Back then, many forest fires persisted for months. These long-lasting fires took on a variety of day-to-day behavior, depending upon weather, terrain and fuel conditions in their path. Some fires smoldered underground for a long time as root fires, only to be rekindled with a strong, dry wind. Over centuries of time, subsequent fires affected miles and miles of forest, covering a wide range of aspects and elevations.

Then things changed. Colorado settlers took advantage of an abundant supply of pitchy trees. Pitch wood resists rot. Fence posts cut and split from living pitch trees would seemingly last forever. Miners, farmers and ranchers paid a premium for solid, pitchy logs and wood-cutters soon depleted accessible forests of pitchy trees.

Decades later, encouraged by a forceful conservation movement, forests regenerated naturally or were replanted. Many trees grew, but pitchy trees did not. About the only evidence of pitch trees that we still have are “antique” pitch posts.

Sometimes these pitch posts are found in the darnedest locations. For example, you might find one pitch post standing at a place where you would never expect an old fence-line to have been. These lonely pitch posts actually strengthened a fence-line at critical locations and they remain, while other posts deteriorated long ago.

Some pitch posts are scattered about on local properties, part of previously larger forest tracts, or land that was divided-up for sale. In a few cases, lacking legal survey, pitch posts still serve as property line and corner-markers.

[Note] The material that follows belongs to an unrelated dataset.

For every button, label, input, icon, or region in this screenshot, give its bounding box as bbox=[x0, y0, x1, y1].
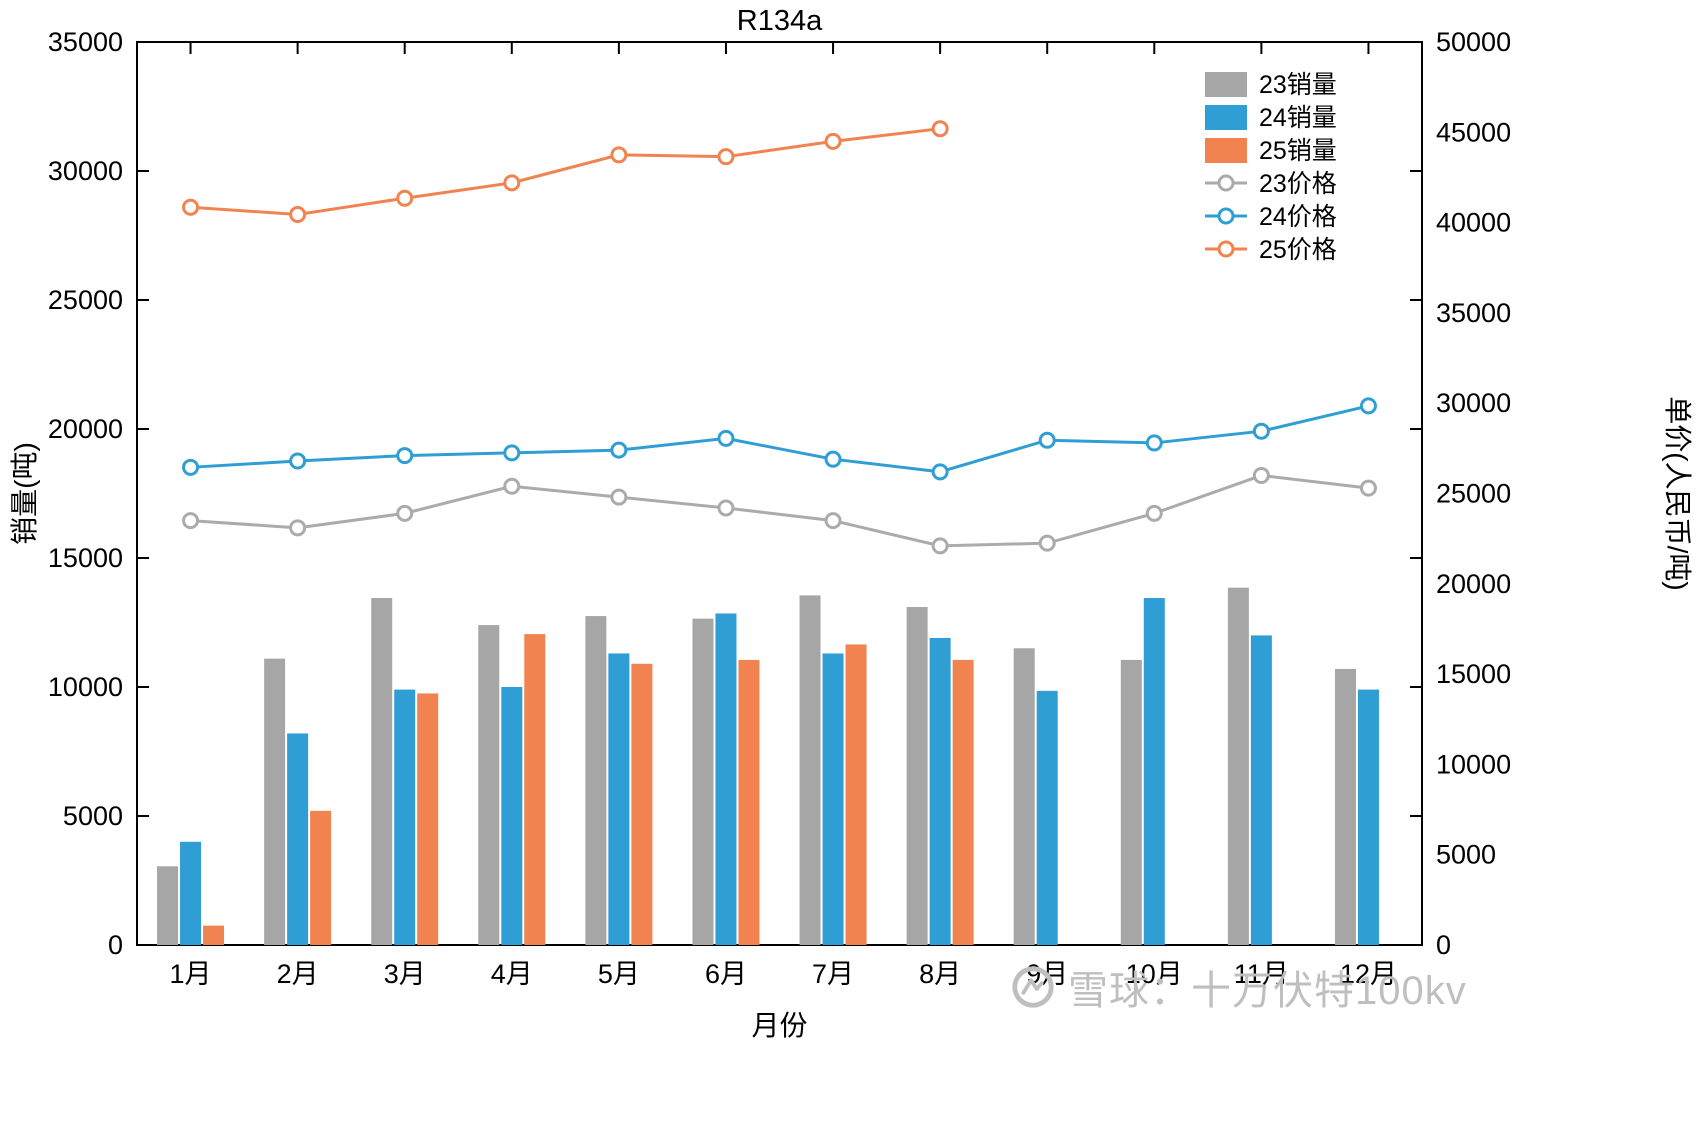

A lack of pitchy trees in existing forest is something to ponder. In spite of an abundance of trees, pitchy trees did not form, because while a “new” forest grew, frequent fire was the missing agent to produce pitch wood.

Original forests had many fewer trees. This is confirmed by personal observation records and by the earliest photographs of uncut forest. What existed was a sustainable forest condition, with frequent fires behaving as a beneficial tool.

Fires killed off much tree regeneration, and especially thin-barked lodgepole and highly flammable young Douglas and subalpine fir. Thick-barked ponderosa pine, however, was able to compete well, and at higher elevations than is generally recognized.

Following fires, a living forest had a plentiful pitch tree component which, incidentally, resisted bark beetles. Forests were sustainable because fires did not burn too fiercely. There simply wasn`t too much fuel accumulation to feed each succeeding fire.

Furthermore, at both low and higher forest elevations, the random nature of individual fires (location, duration, intensity) contributed to a patchwork forest diversity, which interrupted the continuity of vegetation. If a crown fire were burning through treetops, a break in the forest canopy would soon drop the flames to the ground.

Today`s crowded forest condition is the result of preserved forest re-growth and more than 100 years of effective fire suppression. Every year, without any compensating action for accrued growth, more stored solar energy accumulates as excess vegetation.

Excess vegetation includes an uninterrupted blanket of conifer trees. One example can be seen from Colorado Highway 7, about 11 miles south of Estes Park, near Camp Saint Malo. This is a popular tourist stop and photograph location.

Looking west into Rocky Mountain National Park from near St. Catherine Chapel, all the way up Mt. Meeker to timberline, a discerning eye can still differentiate subtle tree needle color and tree shape differences that reveal numerous old fire perimeters. But, these timber-stand differences are disappearing, more so every year. Instead of a previous variety of forest conditions in view, the whole timbered mountainside looks about the same.

Here and at other mountainous areas of public and private land, clearings caused by old fires have regenerated abundantly with trees. Patches of different-age trees now appear uniform, because little trees caught up to big ones in approximate size. Tree crowns now touch each other and aspen has been shaded out. Beneficial forest-structure diversity and associated pitchy trees are gone.

Some tree species that are plentiful now were not favored in previous times. Recent fire history is that most forest fires are contained when small, and in less than one day`s time. Forest absent of fire exposure encourages thin-barked and highly flammable trees to survive and thrive.

For a long time, there has been very effective forest fire control, with insufficient tree-thinning and managed fire. Our culture is motivated by a single-minded desire to save trees. Attempting fire reintroduction now to restore the ecosystem, without first taking away some of the fuel buildup, is risky.

Ironically, instead of our forests being well-protected as expected, they are prone to severe fires and unsustainable. Fires that escape initial attack release extraordinary amounts of stored energy. That heat usually kills all the trees in a fire`s path, rather than just injuring some.

Take a look at recent fire-scarred mountains. Where the forest was too thick with trees, or where there existed miles of uniform timber, almost all trees are dead. Dead trees do not produce pitch wood.

Those pretty, old pitch posts are painted with moss and lichens, wrapped with generations of barbed-wire and hammered with rusty spikes. If they could talk, maybe more people would understand the modern-day care needed to effectively protect our forests.